The easiest thing to do is to crop your work to fit a standard size. This means you’ll have to reduce the width of your photograph to fit your mat. Then you can buy off-the-shelf mats and frames and you’re done. The second thing you can do is print your photograph in whatever format you prefer, and then cut or have someone cut a mat to match your print. If you have the skills and the tools, cutting mats yourself costs more up front, but saves a lot of money down the line if you’re going to be framing lots of photographs.
But having a custom mat is only the beginning. Now you’ll have to find a frame to fit it. The best-looking presentation includes a mat that has the same dimensions around each of the sides of your photograph. A two-to-four inch mat looks great. And while having the same mat dimensions looks the best, there’s nothing wrong with having an 11 x14 print in a 16 x 20 inch frame. Before you invest money in prints, mats and frames, make sure to take a moment and draw how it will look on a piece of paper.
Final Bits of Advice
- Judges look at photographs first, and then they’ll examine your entire presentation to make sure the framing choices you made are appropriate for your work.

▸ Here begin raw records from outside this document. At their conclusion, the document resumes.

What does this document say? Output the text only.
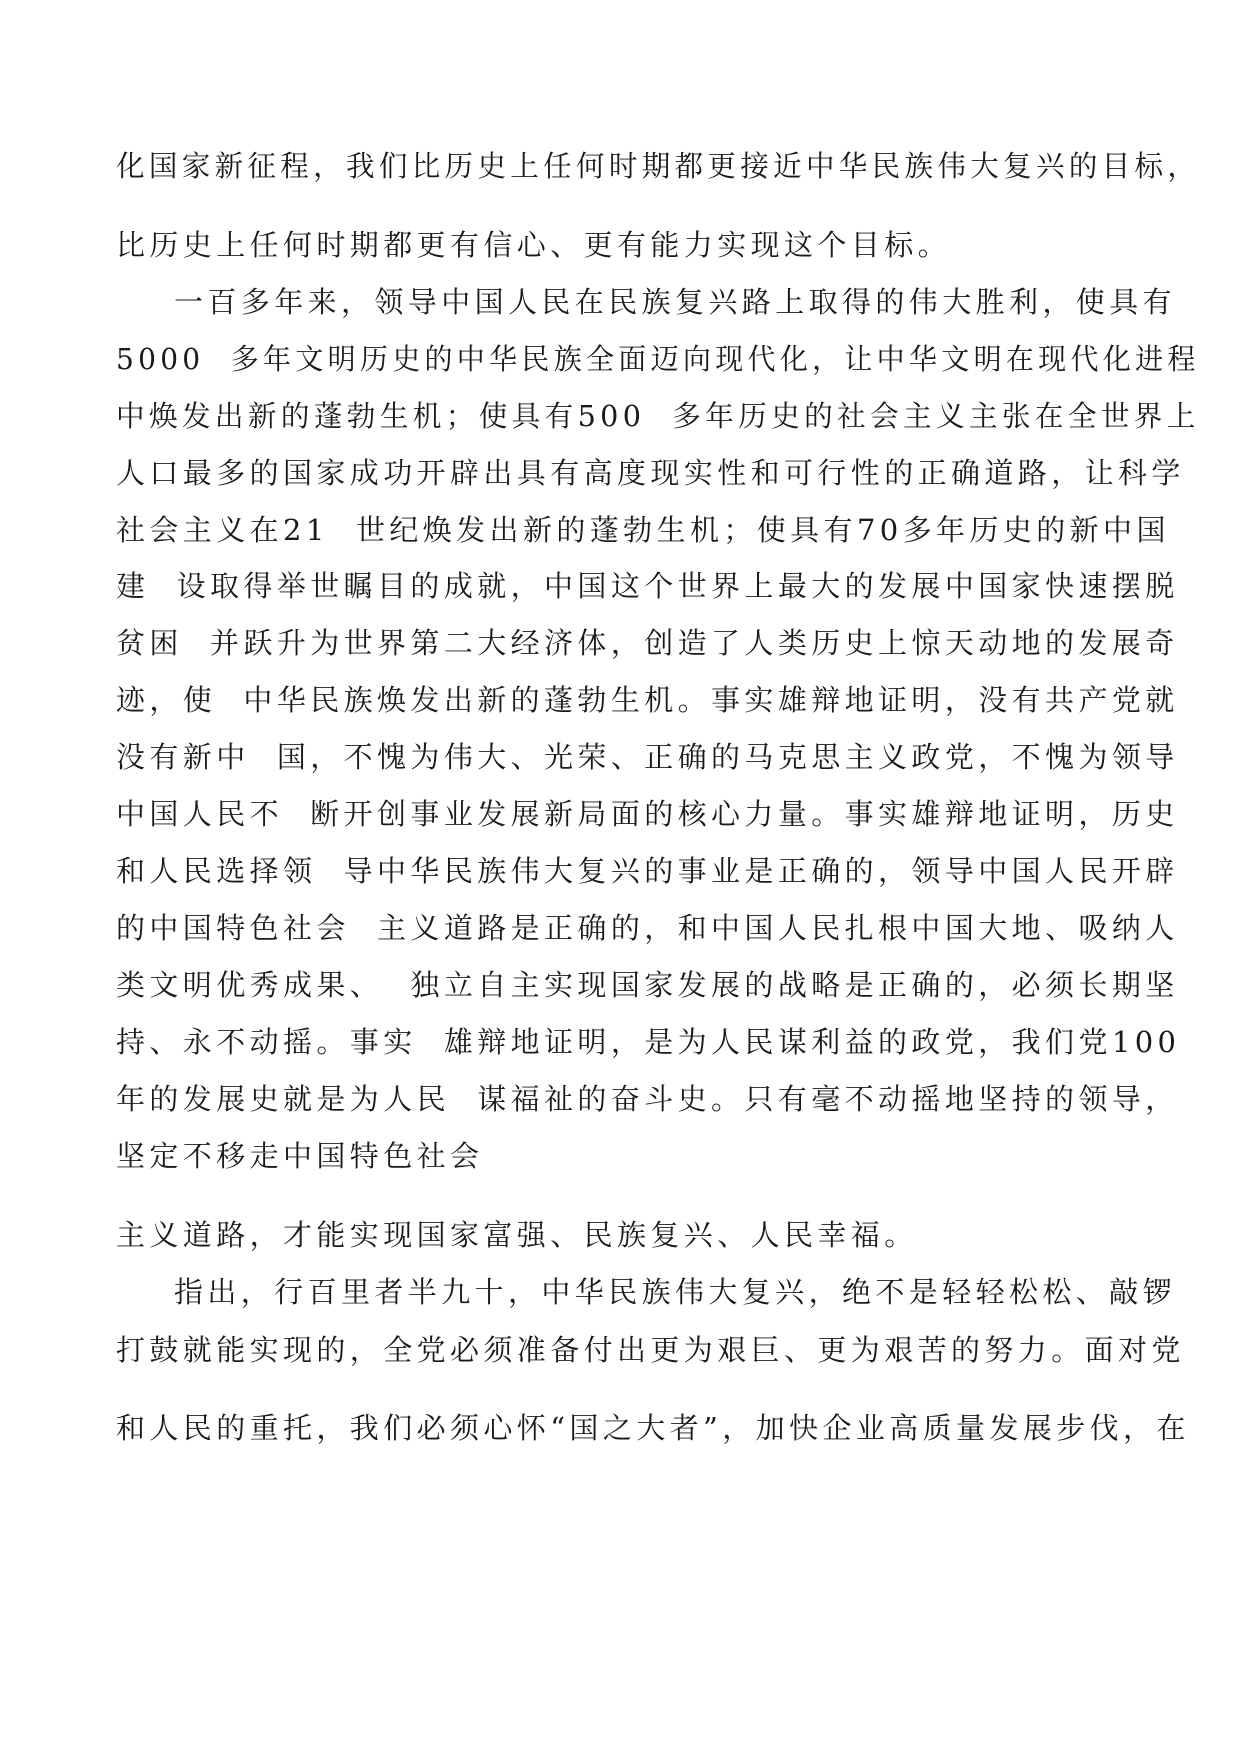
化国家新征程，我们比历史上任何时期都更接近中华民族伟大复兴的目标，
比历史上任何时期都更有信心、更有能力实现这个目标。
一百多年来，领导中国人民在民族复兴路上取得的伟大胜利，使具有
5000  多年文明历史的中华民族全面迈向现代化，让中华文明在现代化进程
中焕发出新的蓬勃生机；使具有500  多年历史的社会主义主张在全世界上
人口最多的国家成功开辟出具有高度现实性和可行性的正确道路，让科学
社会主义在21  世纪焕发出新的蓬勃生机；使具有70多年历史的新中国
建  设取得举世瞩目的成就，中国这个世界上最大的发展中国家快速摆脱
贫困  并跃升为世界第二大经济体，创造了人类历史上惊天动地的发展奇
迹，使  中华民族焕发出新的蓬勃生机。事实雄辩地证明，没有共产党就
没有新中  国，不愧为伟大、光荣、正确的马克思主义政党，不愧为领导
中国人民不  断开创事业发展新局面的核心力量。事实雄辩地证明，历史
和人民选择领  导中华民族伟大复兴的事业是正确的，领导中国人民开辟
的中国特色社会  主义道路是正确的，和中国人民扎根中国大地、吸纳人
类文明优秀成果、  独立自主实现国家发展的战略是正确的，必须长期坚
持、永不动摇。事实  雄辩地证明，是为人民谋利益的政党，我们党100
年的发展史就是为人民  谋福祉的奋斗史。只有毫不动摇地坚持的领导，
坚定不移走中国特色社会
主义道路，才能实现国家富强、民族复兴、人民幸福。
指出，行百里者半九十，中华民族伟大复兴，绝不是轻轻松松、敲锣
打鼓就能实现的，全党必须准备付出更为艰巨、更为艰苦的努力。面对党
和人民的重托，我们必须心怀“国之大者”，加快企业高质量发展步伐，在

You do not need, nor in most cases will you score extra points for double matting or overly expensive frames. Best to stay with white, off-white or black mats.
- If you’re planning on signing your photograph or your mat, please remember the contest committee will probably put some tape over your name before it’s judged.
- Your photograph, in most cases, is for sale. Make sure you are providing a complete package that will not fade, discolor or fall apart. This means using high-quality materials, including acid-free photo paper and mats. It also means using wood (or metal if it is allowed) frames. And the hanging hardware should be sturdy enough to hold the entire weight of your framed photograph.
- Many contests are now allowing photographs printed on canvas, metal and even acrylic. Make sure you check to see if you need to frame these alternatives. And remember to stay within the size limitations for the show you’re entering.
Attend the Judging
After waiting with bated breath for the show to release the names of the winners, now it’s time for you to bask in the glory of your new-found fame. Well, that might be taking things to the extreme, but having a judge place a ribbon on your photograph is a kick and I guarantee it will make your day.
If you do win, or even if you don’t, there are two more things you should do when you enter a show. Make sure to attend the show’s opening reception. It’s your chance to meet the judges, the other photographers in the show and the people in your community who care about photography. The connections you make may very well open up new opportunities for you to share your art. Plus, you’ll get the chance to see some really good photography. And if that weren’t enough, there’s often free food! How can you pass that one up.
Finally, some judges are generous enough to schedule a walk-through review of the entire show, so contest participants can gain some insights into what they were thinking as they made their decisions. You’ll gain some great insights that will put you on the path for even more competitive successes in the future. Good luck!